The characters were also great--and I don't just mean the main characters, Eve and Caleb, but just about all the side characters too! Eve's evolution through this novel is astounding and I loved how strong she came out in the end. Caleb was great too! Bad boys are so popular in YA now and it nice and refreshing to have a guy who's kind, caring, and loyal as him--like Eve said: "a good man." The other characters like Arden, Marjorie, Otis, Silas, and Benny provided great support.

OH! And what about that cover? Can I just say that I am experiencing some serious cover love right now? :) But I must say that one of my favorite aspects of this book was the references. Throughout Eve, the characters make references to old classics like Anna Karenina, Romeo and Juliet, Art History for Dummies (HA!), and, my favorite, The Giving Tree. To them, these books were like relics of the past, something that most of the boys didn't know about, but whenever they mentioned a title I knew, I was having a little mental outburst that went a little something like this: Wait! Oh my gosh! I know that book! (which...looking back now, was a little crazy of me...)  

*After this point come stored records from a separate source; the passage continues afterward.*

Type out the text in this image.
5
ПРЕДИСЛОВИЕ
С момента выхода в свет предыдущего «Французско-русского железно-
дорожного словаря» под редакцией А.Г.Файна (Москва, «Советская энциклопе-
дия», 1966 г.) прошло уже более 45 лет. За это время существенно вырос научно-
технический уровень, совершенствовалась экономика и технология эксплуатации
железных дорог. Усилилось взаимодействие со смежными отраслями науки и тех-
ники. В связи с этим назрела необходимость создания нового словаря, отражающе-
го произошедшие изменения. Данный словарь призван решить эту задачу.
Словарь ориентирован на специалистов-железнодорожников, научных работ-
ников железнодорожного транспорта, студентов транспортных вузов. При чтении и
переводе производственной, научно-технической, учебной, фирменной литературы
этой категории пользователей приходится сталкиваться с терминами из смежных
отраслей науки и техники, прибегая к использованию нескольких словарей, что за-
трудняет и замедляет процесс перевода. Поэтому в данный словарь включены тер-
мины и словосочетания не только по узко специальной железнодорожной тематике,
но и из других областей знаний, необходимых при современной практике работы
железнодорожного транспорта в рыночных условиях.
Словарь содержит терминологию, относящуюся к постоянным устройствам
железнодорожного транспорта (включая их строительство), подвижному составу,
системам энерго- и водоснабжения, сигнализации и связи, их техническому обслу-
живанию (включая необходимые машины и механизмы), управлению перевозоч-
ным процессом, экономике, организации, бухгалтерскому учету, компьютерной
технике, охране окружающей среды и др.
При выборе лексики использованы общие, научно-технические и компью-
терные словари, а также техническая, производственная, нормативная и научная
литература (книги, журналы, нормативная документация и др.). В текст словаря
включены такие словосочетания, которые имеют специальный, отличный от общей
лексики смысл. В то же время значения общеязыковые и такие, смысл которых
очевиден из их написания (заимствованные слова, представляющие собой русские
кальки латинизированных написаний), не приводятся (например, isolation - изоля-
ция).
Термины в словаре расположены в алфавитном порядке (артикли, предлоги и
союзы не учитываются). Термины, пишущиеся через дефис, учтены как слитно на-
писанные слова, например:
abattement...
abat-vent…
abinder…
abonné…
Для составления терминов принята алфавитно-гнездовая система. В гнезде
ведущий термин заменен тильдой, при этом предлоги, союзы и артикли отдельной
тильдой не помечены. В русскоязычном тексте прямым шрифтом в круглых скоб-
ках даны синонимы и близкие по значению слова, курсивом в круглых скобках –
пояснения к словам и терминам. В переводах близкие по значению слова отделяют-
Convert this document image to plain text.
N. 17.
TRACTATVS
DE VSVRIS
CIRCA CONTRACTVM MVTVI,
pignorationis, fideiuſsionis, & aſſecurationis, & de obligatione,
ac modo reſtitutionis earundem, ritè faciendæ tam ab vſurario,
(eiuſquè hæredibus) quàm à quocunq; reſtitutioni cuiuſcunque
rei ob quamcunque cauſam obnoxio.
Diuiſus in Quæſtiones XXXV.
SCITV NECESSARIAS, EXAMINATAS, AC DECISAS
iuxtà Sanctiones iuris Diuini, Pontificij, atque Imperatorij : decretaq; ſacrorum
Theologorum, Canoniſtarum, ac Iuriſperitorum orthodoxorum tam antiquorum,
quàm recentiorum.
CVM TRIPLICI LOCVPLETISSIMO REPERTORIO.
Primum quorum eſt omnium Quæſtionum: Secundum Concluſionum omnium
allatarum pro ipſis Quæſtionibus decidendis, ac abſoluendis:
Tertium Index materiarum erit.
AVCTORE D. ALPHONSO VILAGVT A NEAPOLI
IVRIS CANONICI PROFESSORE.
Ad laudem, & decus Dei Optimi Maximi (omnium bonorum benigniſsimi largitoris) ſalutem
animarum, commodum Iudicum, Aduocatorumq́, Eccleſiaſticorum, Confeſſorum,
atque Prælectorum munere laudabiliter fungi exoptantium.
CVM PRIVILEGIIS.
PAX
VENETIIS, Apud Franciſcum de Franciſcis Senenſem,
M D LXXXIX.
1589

Eve is set up wonderfully for its sequel (which I am currently wishing would come out sooner!) but the only thing that I found lacking in the book was that... spark. You know, that certain je ne sais quoi spark that ups a book from "Like" to "Love." I can't really explain it or put my finger on why this book was a 4 and not a 5, but at the same time, I really did enjoy this book; it's one of my more-liked dystopians and I think you guys should check it out!

“Love was death’s only adversary, the only thing powerful enough to combat its clawing, desperate grasp.” 

"What do you mean 'I'm not your type'?" I asked.
The plague had killed far more females than males. As one of the few women in The New America, especially an educated, civilized woman, I'd always supposed I was every man's type.
The boy glanced back at me once and shrugged. "Eh," he muttered. 
Eh? I was intelligent, I worked hard. I was told I was beautiful. I was Eve, the valedictorian of School. And all he could say was, Eh?

“I learned the strange art of loneliness, the weathered yearning that swells and passes, and swells and passes, when you walk a trail alone.” 

“I had once read, in one of those pre-plague books in the library, that love was bearing witness. That it was the act of watching someone's life, of simply being there to say: you're life is worth seeing.”